The obviously more severe vulnerability in Anarchy Online allows an attacker to fully control the victim's computer. This can lead to loss of personal information, passwords, account information, and could result in the victim's computer being further used in attacks against other computers. In our demonstration, the victim's user name and password for Anarchy Online are sent to the attacker, allowing them full access to the victim's account. Characters, items, gold and even full accounts are frequently sold online for real money, making these sorts of attacks through online games directly profitable for attackers.

This is not ISE's first demonstration of how online games can be exploited for profit. See Charlie Miller's work with Second Life.

How the Exploit Works

The directory traversal and arbitrary file reading exploit is simply done by creating a hyperlink during online game play, which when clicked by a victim causes that victim to "speak" the contents of a file, making it available to any players within a short virtual distance of the victim.

The full compromise of a victim playing Anarchy Online is a two-step process. First, the victim clicks an in-game link that opens up a web browser to the attacker's web page containing seemingly innocuous content. The web page silently writes a cookie to the victim's computer containing the actual attack payload. The victim then clicks on a second in-game link that executes the downloaded cookie as a game script. This cookie has been specially crafted to overflow a buffer in Anarchy Online's script processing engine and overwrites the stack with the attacker's own executable code.

Our Demonstration Exploit


Hi-Res (25MB)
version available also.

First, the victim is instructed to "view" our attack web page. The cookie payload is then secretly delivered to the victim's computer. As the page reads "under construction" the user is encouraged to try the second link. This time, the payload delivered in the original cookie is loaded and overflows a buffer within the game's memory. Our exploit code then uses the game's internal functions to make the victim's avatar start dancing uncontrollably and equip an item (in this case, a bathing suit) as though the victim was doing these things him/herself. Once in control of the computer, our exploit downloads a second program from our server and executes it. This program reads the victim's Anarchy Online account user name and password from the game's memory and uploads it to our FTP server. Finally, it opens a web browser pointing to a website of our choice.

Mitigations

During gameplay, the contents of in-game links are shown when a player hovers the mouse pointer over the text of the link. Before clicking a link, it is important to spend a second to review where the link will take you. If you don't recognize the destination, don't click the link. Just as with any links in spam or phishing emails you may receive, play it safe.
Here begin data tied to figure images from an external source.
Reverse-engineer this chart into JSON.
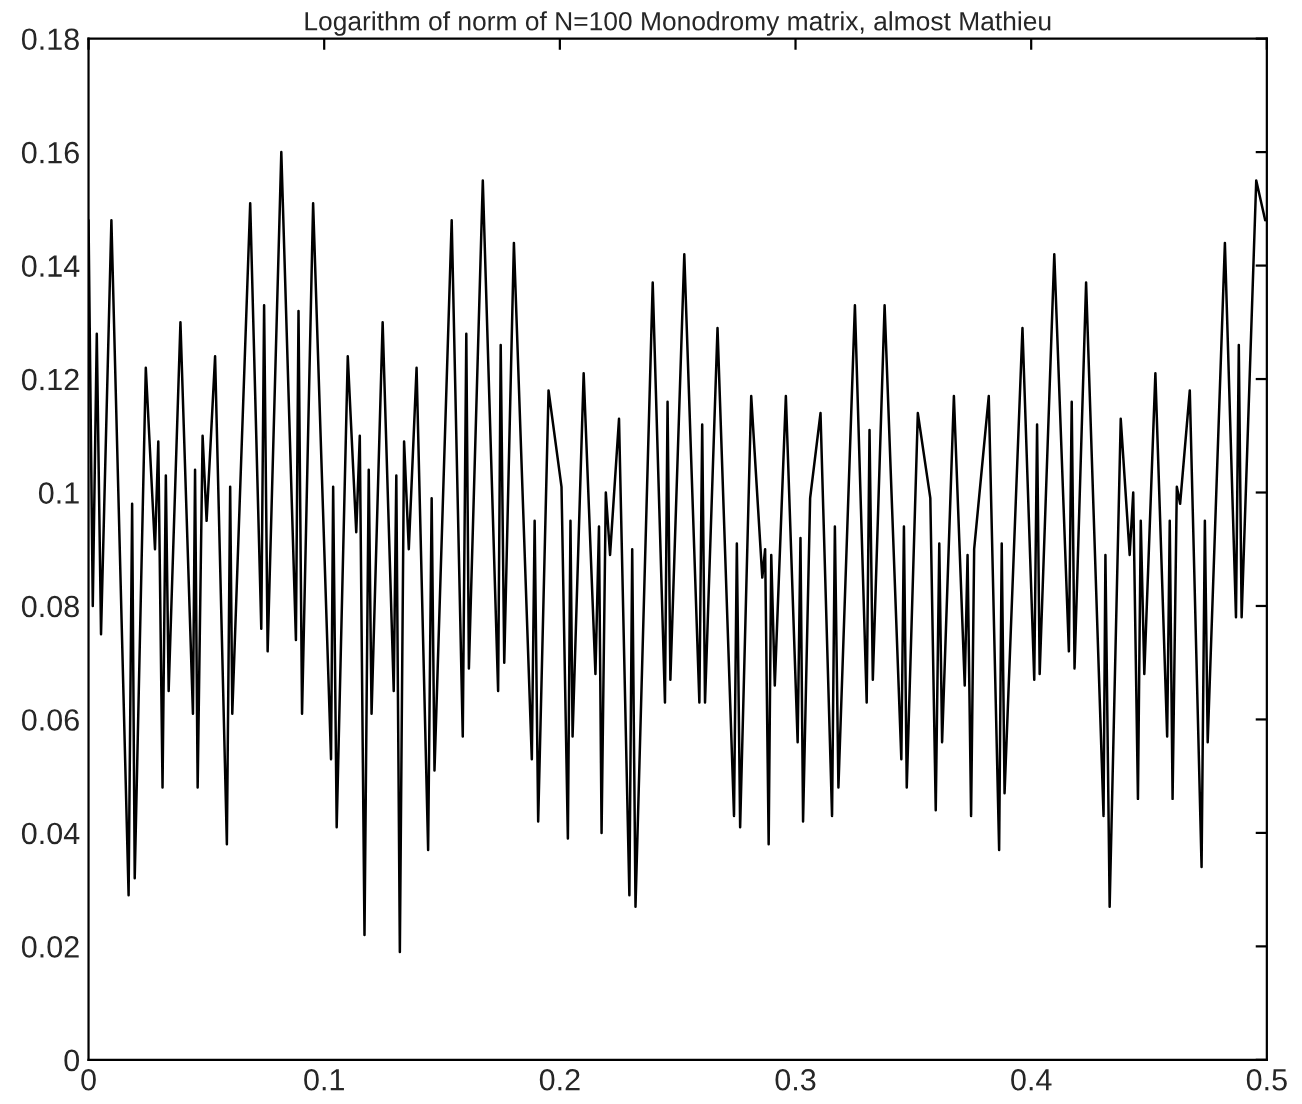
{
  "chart_data": {
    "type": "line",
    "title": "Logarithm of norm of N=100 Monodromy matrix, almost Mathieu",
    "series": [
      {
        "color": "#000000",
        "x": [
          0.0,
          0.0018,
          0.0035,
          0.0053,
          0.0097,
          0.017,
          0.0185,
          0.0196,
          0.0243,
          0.0282,
          0.0296,
          0.0314,
          0.0328,
          0.034,
          0.039,
          0.0443,
          0.0452,
          0.0463,
          0.0484,
          0.0501,
          0.0537,
          0.0587,
          0.0601,
          0.061,
          0.0686,
          0.0733,
          0.0745,
          0.076,
          0.0818,
          0.088,
          0.0891,
          0.0906,
          0.0953,
          0.1029,
          0.1038,
          0.1053,
          0.11,
          0.1136,
          0.1151,
          0.1171,
          0.1189,
          0.1201,
          0.1248,
          0.1295,
          0.1306,
          0.1321,
          0.1339,
          0.1359,
          0.1392,
          0.1441,
          0.1456,
          0.1468,
          0.1541,
          0.1588,
          0.1603,
          0.1614,
          0.1673,
          0.1738,
          0.1749,
          0.1764,
          0.1805,
          0.1881,
          0.1893,
          0.1908,
          0.1952,
          0.2007,
          0.2034,
          0.2045,
          0.2054,
          0.2101,
          0.2151,
          0.2166,
          0.2177,
          0.2195,
          0.2213,
          0.2251,
          0.2295,
          0.2307,
          0.2321,
          0.2394,
          0.2446,
          0.2457,
          0.2469,
          0.2528,
          0.2592,
          0.2604,
          0.2616,
          0.2669,
          0.2739,
          0.2751,
          0.2765,
          0.2812,
          0.2859,
          0.2871,
          0.2886,
          0.2897,
          0.2912,
          0.2959,
          0.3009,
          0.3021,
          0.3032,
          0.3062,
          0.3106,
          0.3155,
          0.3167,
          0.3182,
          0.3252,
          0.3302,
          0.3314,
          0.3328,
          0.3378,
          0.3449,
          0.346,
          0.3472,
          0.3519,
          0.3572,
          0.3595,
          0.361,
          0.3622,
          0.3672,
          0.3718,
          0.373,
          0.3745,
          0.3758,
          0.382,
          0.3864,
          0.3875,
          0.3887,
          0.3963,
          0.4013,
          0.4025,
          0.4036,
          0.4098,
          0.416,
          0.4172,
          0.4184,
          0.4233,
          0.4307,
          0.4315,
          0.4333,
          0.438,
          0.4418,
          0.4433,
          0.4453,
          0.4465,
          0.448,
          0.4527,
          0.4577,
          0.4588,
          0.46,
          0.4618,
          0.4632,
          0.4673,
          0.4723,
          0.4737,
          0.4749,
          0.4822,
          0.4869,
          0.4881,
          0.4893,
          0.4955,
          0.4993
        ],
        "values": [
          0.148,
          0.08,
          0.128,
          0.075,
          0.148,
          0.029,
          0.098,
          0.032,
          0.122,
          0.09,
          0.109,
          0.048,
          0.103,
          0.065,
          0.13,
          0.061,
          0.104,
          0.048,
          0.11,
          0.095,
          0.124,
          0.038,
          0.101,
          0.061,
          0.151,
          0.076,
          0.133,
          0.072,
          0.16,
          0.074,
          0.132,
          0.061,
          0.151,
          0.053,
          0.101,
          0.041,
          0.124,
          0.093,
          0.11,
          0.022,
          0.104,
          0.061,
          0.13,
          0.065,
          0.103,
          0.019,
          0.109,
          0.09,
          0.122,
          0.037,
          0.099,
          0.051,
          0.148,
          0.057,
          0.128,
          0.069,
          0.155,
          0.065,
          0.126,
          0.07,
          0.144,
          0.053,
          0.095,
          0.042,
          0.118,
          0.101,
          0.039,
          0.095,
          0.057,
          0.121,
          0.068,
          0.094,
          0.04,
          0.1,
          0.089,
          0.113,
          0.029,
          0.09,
          0.027,
          0.137,
          0.063,
          0.116,
          0.067,
          0.142,
          0.063,
          0.112,
          0.063,
          0.129,
          0.043,
          0.091,
          0.041,
          0.117,
          0.085,
          0.09,
          0.038,
          0.089,
          0.066,
          0.117,
          0.056,
          0.092,
          0.042,
          0.099,
          0.114,
          0.043,
          0.094,
          0.048,
          0.133,
          0.063,
          0.111,
          0.067,
          0.133,
          0.053,
          0.094,
          0.048,
          0.114,
          0.099,
          0.044,
          0.091,
          0.056,
          0.117,
          0.066,
          0.089,
          0.043,
          0.09,
          0.117,
          0.037,
          0.091,
          0.047,
          0.129,
          0.067,
          0.112,
          0.068,
          0.142,
          0.072,
          0.116,
          0.069,
          0.137,
          0.043,
          0.089,
          0.027,
          0.113,
          0.089,
          0.1,
          0.046,
          0.095,
          0.068,
          0.121,
          0.057,
          0.095,
          0.046,
          0.101,
          0.098,
          0.118,
          0.034,
          0.095,
          0.056,
          0.144,
          0.078,
          0.126,
          0.078,
          0.155,
          0.148
        ]
      }
    ],
    "xlim": [
      0,
      0.5
    ],
    "xticks": [
      0,
      0.1,
      0.2,
      0.3,
      0.4,
      0.5
    ],
    "ylim": [
      0,
      0.18
    ],
    "yticks": [
      0,
      0.02,
      0.04,
      0.06,
      0.08,
      0.1,
      0.12,
      0.14,
      0.16,
      0.18
    ],
    "grid": false,
    "legend": false,
    "marker": "none",
    "line_style": "solid"
  }
}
Funcom, the makers of both of these exceptional games have been contacted regarding these vulnerabilities.

Media Contact

We can be reached by phone at 443-270-2296.

Updates

9/24/08 - Anarchy Online was patched today, resolving a minor issue that we discovered since originally writing this page. Additionally, the buffer overflow vulnerability in Age of Conan was fixed sometime earlier this month.
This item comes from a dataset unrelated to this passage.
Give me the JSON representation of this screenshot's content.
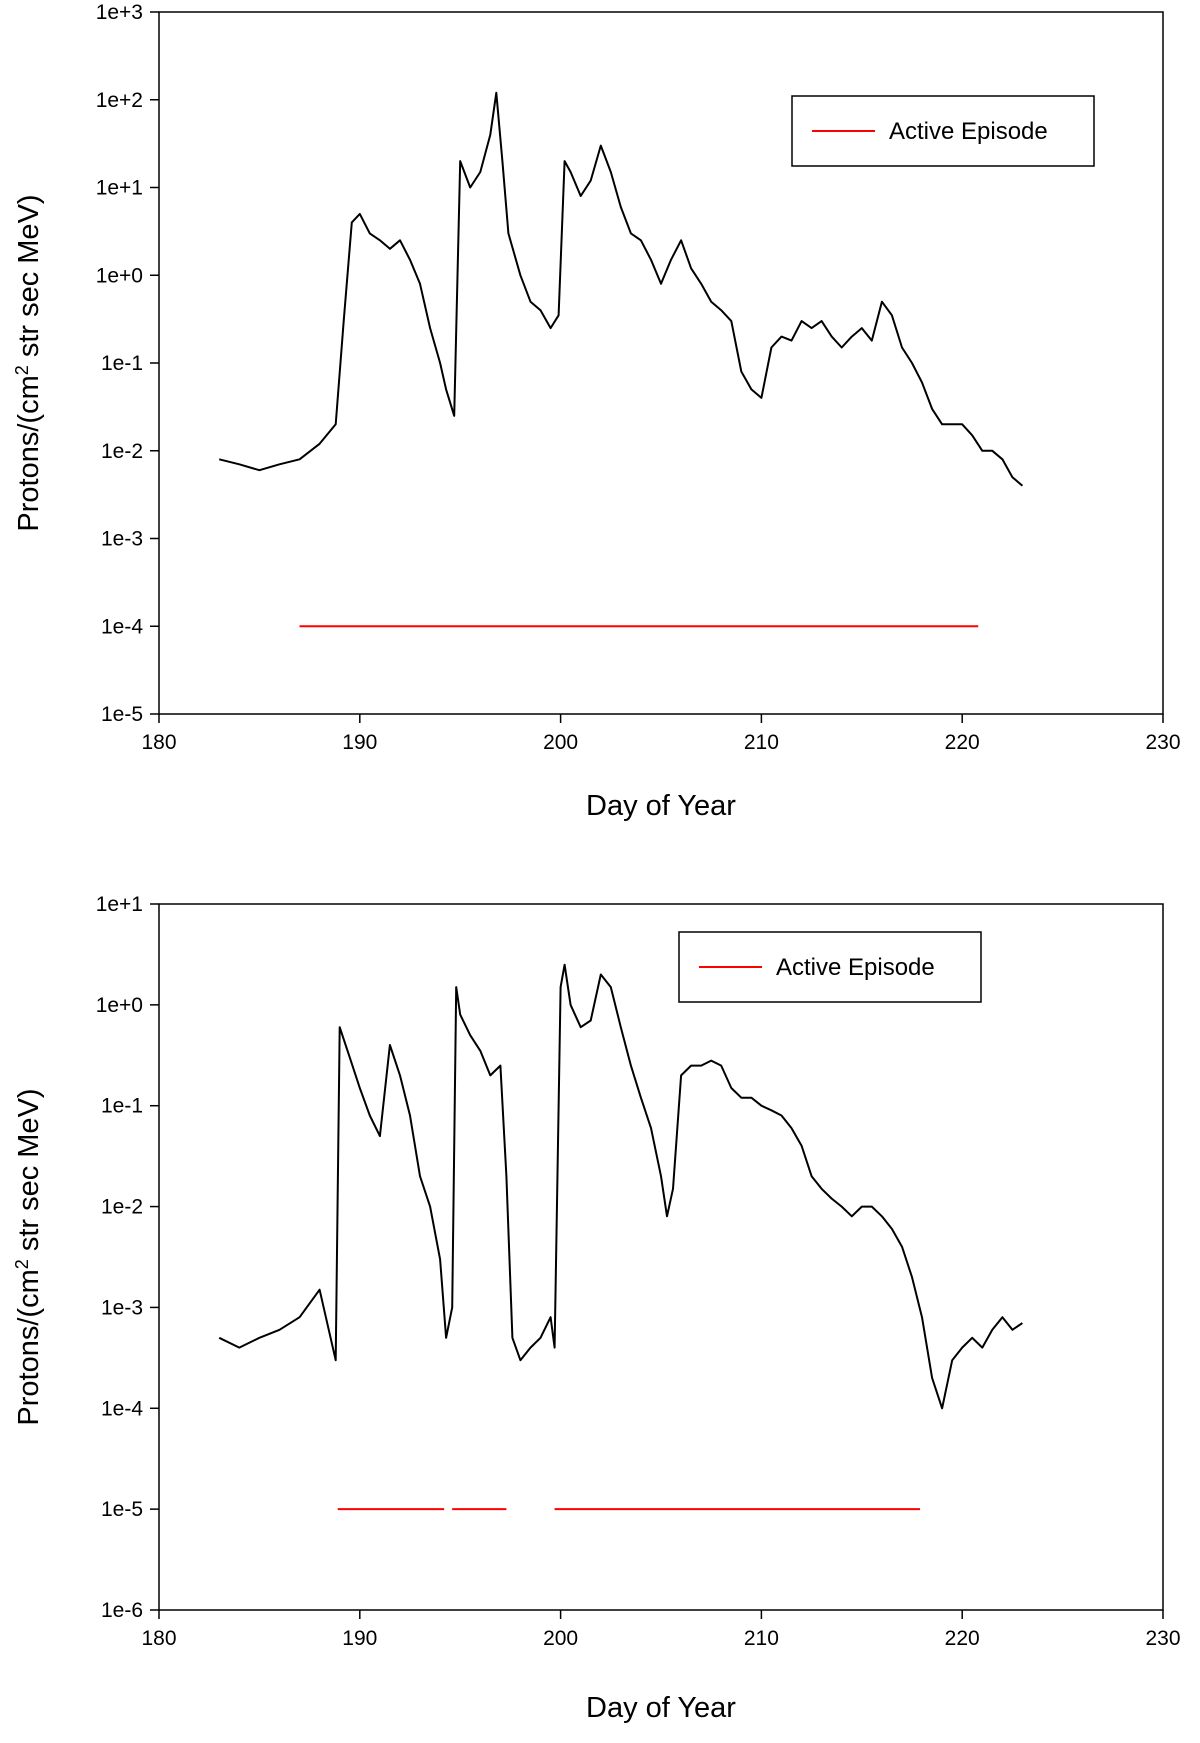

8/28/08 - Funcom released patches for both games today. Both vulnerabilities were fixed in Anarchy Online. In Age of Conan, the directory traversal vulnerability has been fixed, but the buffer overflow remains. We do not believe that the buffer overflow alone currently poses a serious risk to players, but we recommend that Funcom fix it promptly so it cannot be used in any future hybrid attacks. In the meantime, we suggest that players exercise caution when downloading custom game scripts from third parties.